Oh, yeah, WOTC wants that - and I leave that up to the consoomers. Every now and then I'll buy one of the precon commander decks if the value's OK enough, mostly because the new set came with planechase shit and those cards individually are like $3. But otherwise, I'll just grab singles in absurdly large batches while only spending 30-50 or so, with a luxury buy here and there. I held on Dark Confidant for years and years and he finally went down to around $13, so that was an easy snap.

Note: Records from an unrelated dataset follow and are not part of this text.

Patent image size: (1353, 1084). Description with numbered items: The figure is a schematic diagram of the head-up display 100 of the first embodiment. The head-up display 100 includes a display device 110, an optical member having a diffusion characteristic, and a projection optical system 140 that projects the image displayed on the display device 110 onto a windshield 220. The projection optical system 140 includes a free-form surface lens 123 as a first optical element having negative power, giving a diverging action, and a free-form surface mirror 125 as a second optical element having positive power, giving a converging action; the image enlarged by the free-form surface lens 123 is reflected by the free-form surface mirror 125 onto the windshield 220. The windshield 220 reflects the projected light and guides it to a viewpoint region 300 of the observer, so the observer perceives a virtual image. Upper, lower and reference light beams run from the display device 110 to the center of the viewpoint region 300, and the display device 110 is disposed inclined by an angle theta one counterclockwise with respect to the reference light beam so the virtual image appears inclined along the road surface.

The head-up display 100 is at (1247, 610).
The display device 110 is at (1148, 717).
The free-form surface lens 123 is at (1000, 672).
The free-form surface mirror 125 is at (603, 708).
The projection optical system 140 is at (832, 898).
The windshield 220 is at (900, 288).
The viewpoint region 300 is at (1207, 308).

another thing is that WOTC probably still riding high on that covid spike which distorted everything, outside of that the simple quantity of shit they put out also effects the bottom line, but that doesn't mean it's good or a long-term strategy, especially with a recession/maybe depression coming up and people simply burn out
If the rumors of them seriously cutting print runs are true, I think that marks a shift away from their stupid overconfidence. But it was absolutely the case that for all of 2022, they were expecting windfall after windfall because they didn't want to believe that people would be retarded enough to, during a pandemic, spend their Trump and Biden bucks on cardboard. Naturally it was a miscalculation - half of the population was fine financially during the pandemic, and nevertheless was given a bunch of money to spend on whatever. So when Wizards just assumed that printing like 7x the product would mean 7x the result, I think summer of 2022 fell below their bloated expectations.
Though with the rumored price-point of Commander Masters, I have to wonder if they aren't aiming to both reduce product supply but also jack up the individual prices to try to make up shortfalls, which seems like it'd be a bad idea. But then, I dunno, maybe there is more milk to be extracted from the whales.